A football hooligan who performed a Nazi salute and unveiled an English Defence League flag has been banned from football matches.

Lincoln City supporter Peter Briggs, 19, was associated with several violent flare-ups at football matches between 2009 and February this year. He appeared at Lincoln Magistrates’ Court on Thursday, April 5, where Lincolnshire Police applied for a civil banning order against him.

The court heard Briggs was involved in clashes at Grimsby Town, Notts County and in Lincoln High Street when on July 24, 2010, the Imps played Celtic. Five people were taken to hospital and 27 people arrested.
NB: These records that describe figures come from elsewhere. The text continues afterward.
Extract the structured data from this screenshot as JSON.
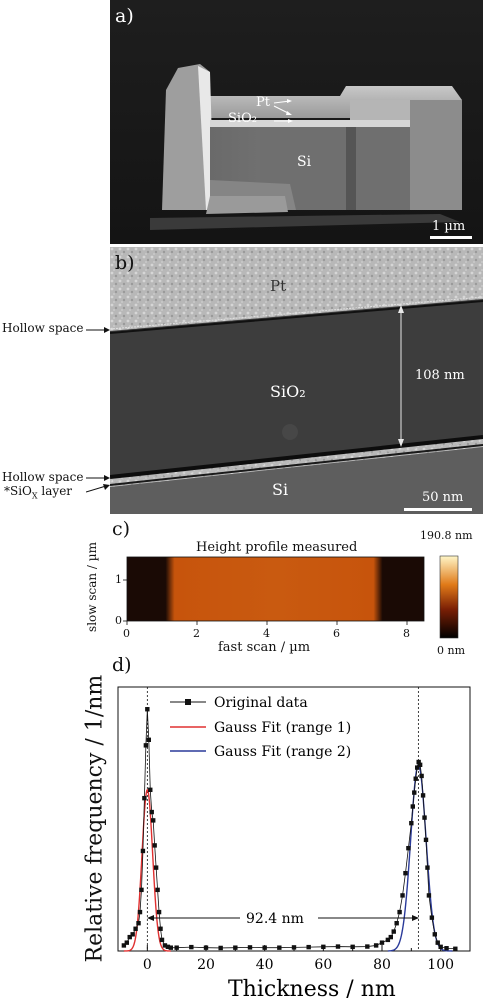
{
  "panel_a": {
    "label": "a)",
    "layers": [
      "Pt",
      "SiO₂",
      "Si"
    ],
    "scalebar": "1 µm"
  },
  "panel_b": {
    "label": "b)",
    "layers": [
      "Pt",
      "SiO₂",
      "Si"
    ],
    "dimension": "108 nm",
    "scalebar": "50 nm",
    "annotations": [
      "Hollow space",
      "Hollow space",
      "*SiO",
      "X",
      " layer"
    ]
  },
  "panel_c": {
    "label": "c)",
    "title": "Height profile measured",
    "xlabel": "fast scan / µm",
    "ylabel": "slow scan / µm",
    "xticks": [
      "0",
      "2",
      "4",
      "6",
      "8"
    ],
    "yticks": [
      "0",
      "1"
    ],
    "colorbar_max": "190.8 nm",
    "colorbar_min": "0 nm",
    "colors": {
      "dark": "#1a0a05",
      "mid": "#c7540c",
      "bright": "#fff6c8"
    }
  },
  "panel_d": {
    "label": "d)",
    "legend": [
      "Original data",
      "Gauss Fit (range 1)",
      "Gauss Fit (range 2)"
    ],
    "annotation": "92.4 nm",
    "xlabel": "Thickness / nm",
    "ylabel": "Relative frequency / 1/nm",
    "colors": {
      "data": "#111111",
      "fit1": "#e03030",
      "fit2": "#2a3a9a"
    }
  },
  "chart_data": {
    "type": "scatter",
    "title": "",
    "xlabel": "Thickness / nm",
    "ylabel": "Relative frequency / 1/nm",
    "xlim": [
      -10,
      110
    ],
    "xticks": [
      0,
      20,
      40,
      60,
      80,
      100
    ],
    "vlines": [
      0,
      92.4
    ],
    "peak_separation": "92.4 nm",
    "series": [
      {
        "name": "Original data",
        "kind": "points",
        "x": [
          -8,
          -7,
          -6,
          -5,
          -4,
          -3,
          -2.5,
          -2,
          -1.5,
          -1,
          -0.5,
          0,
          0.5,
          1,
          1.5,
          2,
          2.5,
          3,
          3.5,
          4,
          4.5,
          5,
          6,
          7,
          8,
          10,
          15,
          20,
          25,
          30,
          35,
          40,
          45,
          50,
          55,
          60,
          65,
          70,
          75,
          78,
          80,
          82,
          83,
          84,
          85,
          86,
          87,
          88,
          89,
          90,
          90.5,
          91,
          91.5,
          92,
          92.5,
          93,
          93.5,
          94,
          94.5,
          95,
          95.5,
          96,
          97,
          98,
          99,
          100,
          102,
          105
        ],
        "y": [
          0.02,
          0.03,
          0.05,
          0.06,
          0.08,
          0.1,
          0.14,
          0.22,
          0.36,
          0.55,
          0.74,
          0.87,
          0.76,
          0.58,
          0.5,
          0.47,
          0.38,
          0.3,
          0.22,
          0.14,
          0.08,
          0.04,
          0.02,
          0.015,
          0.012,
          0.012,
          0.014,
          0.012,
          0.011,
          0.012,
          0.013,
          0.012,
          0.012,
          0.013,
          0.014,
          0.015,
          0.016,
          0.015,
          0.016,
          0.02,
          0.03,
          0.04,
          0.05,
          0.07,
          0.1,
          0.14,
          0.2,
          0.28,
          0.37,
          0.46,
          0.52,
          0.57,
          0.62,
          0.66,
          0.68,
          0.67,
          0.63,
          0.56,
          0.48,
          0.4,
          0.3,
          0.2,
          0.12,
          0.06,
          0.03,
          0.015,
          0.01,
          0.008
        ]
      },
      {
        "name": "Gauss Fit (range 1)",
        "kind": "gauss",
        "mu": 0,
        "sigma": 1.8,
        "amp": 0.58,
        "range": [
          -8,
          8
        ]
      },
      {
        "name": "Gauss Fit (range 2)",
        "kind": "gauss",
        "mu": 92.4,
        "sigma": 2.6,
        "amp": 0.67,
        "range": [
          82,
          104
        ]
      }
    ]
  }
}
During a match against Stockport on January 22 last year, bottles, glasses and chairs were used in a pub when the rival clubs clashed. Lincolnshire Police solicitor Daniel Richardson told the court: “Briggs unveiled a flag with Lincoln City Youth, EDL, No Surrender, printed on it. On May 7 last year Lincoln City lost to Aldershot, relegating the Imps from the Football League. People invaded the pitch and Briggs was one of those.”

The court heard that some of Briggs’s close associates were arrested following disorder at a game at Alfreton, where a security fence was torn down.
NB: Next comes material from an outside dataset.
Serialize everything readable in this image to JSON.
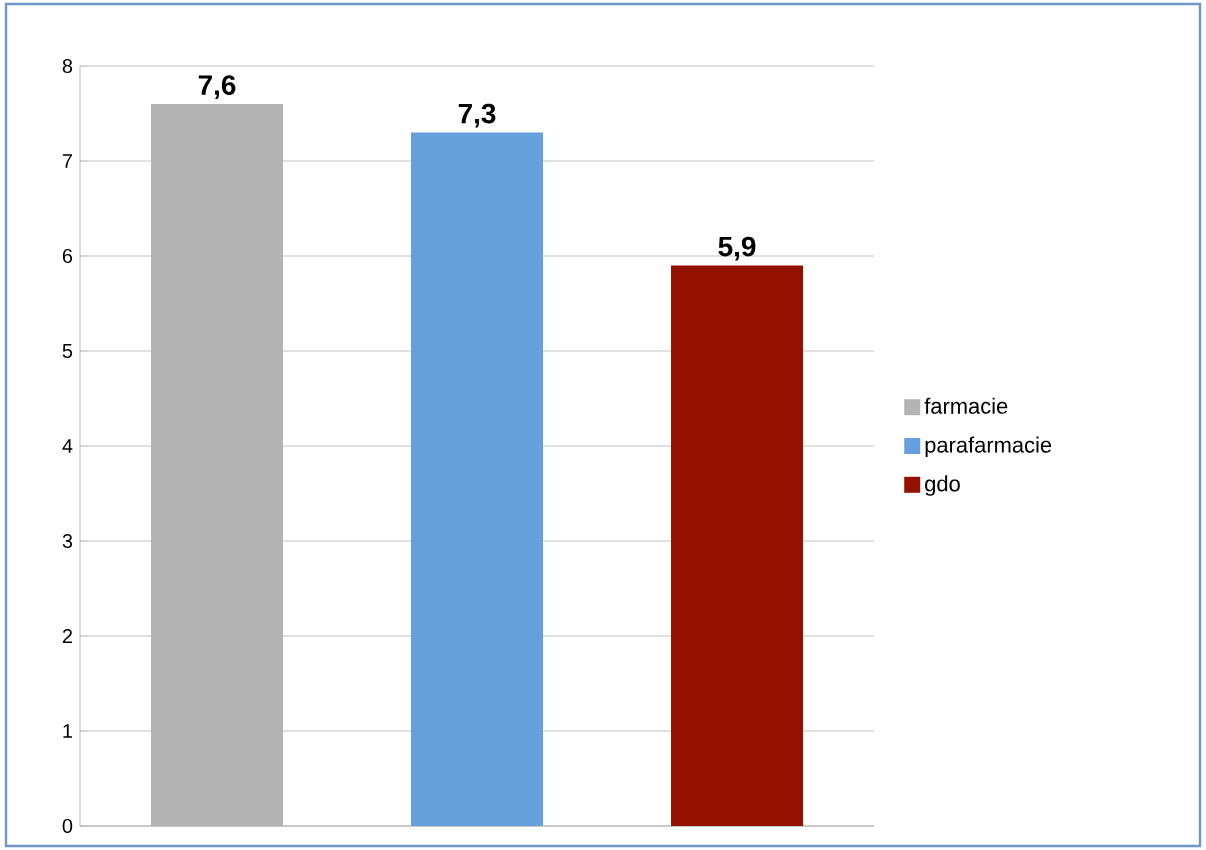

Mr Richardson went on to describe various exhibits, including CCTV and pictures of Briggs with the ‘Lincoln risk group’ with people performing a Nazi salute.
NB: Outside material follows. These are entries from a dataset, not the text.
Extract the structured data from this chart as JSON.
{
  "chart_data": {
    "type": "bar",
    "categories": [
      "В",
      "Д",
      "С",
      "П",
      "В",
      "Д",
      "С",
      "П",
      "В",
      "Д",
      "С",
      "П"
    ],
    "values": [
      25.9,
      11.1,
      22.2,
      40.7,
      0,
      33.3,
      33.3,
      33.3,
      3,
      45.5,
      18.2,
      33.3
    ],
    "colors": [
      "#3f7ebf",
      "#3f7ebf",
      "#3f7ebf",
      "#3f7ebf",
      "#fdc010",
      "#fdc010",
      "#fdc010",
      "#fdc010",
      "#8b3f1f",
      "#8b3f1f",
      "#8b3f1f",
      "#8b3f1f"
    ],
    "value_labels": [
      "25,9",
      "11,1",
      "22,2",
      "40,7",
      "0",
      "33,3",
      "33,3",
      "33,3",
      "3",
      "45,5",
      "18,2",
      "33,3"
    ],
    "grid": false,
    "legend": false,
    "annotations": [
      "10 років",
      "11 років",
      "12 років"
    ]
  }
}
Briggs, of Bentley Drive, Bracebridge Heath, Lincoln, who was not represented by a solicitor, did not seek to contest the evidence.

Magistrates banned him from attending any football ground or any regulated UK matches in the UK for three years. Briggs will also have to surrender his passport so he cannot go to any games being played outside the UK.

He cannot be in the Sincil Bank area during the two hours before and after any games. He cannot be within a five-mile radius of any England games. If Lincoln are playing away, Briggs cannot use trains without permission from the British Transport Police.

Once two thirds of the order is completed, Briggs can apply to the court to consider shortening it.

It is usual to ban someone from football games in criminal proceedings. But after the disorder of the European Championships in 2000, changes were made allowing police to apply for civil banning orders.

They can be applied to anyone who has caused, or been involved in violence at football matches in the UK or any other country. It is seen as a preventative measure and police in Lincoln say it is working.

Football intelligence officer Andy Pearson said after the hearing: “We haven’t done our end of season statistics yet but we’ve been doing this operation for two years now and last season we reduced disorder by 58 per cent both at home and away.”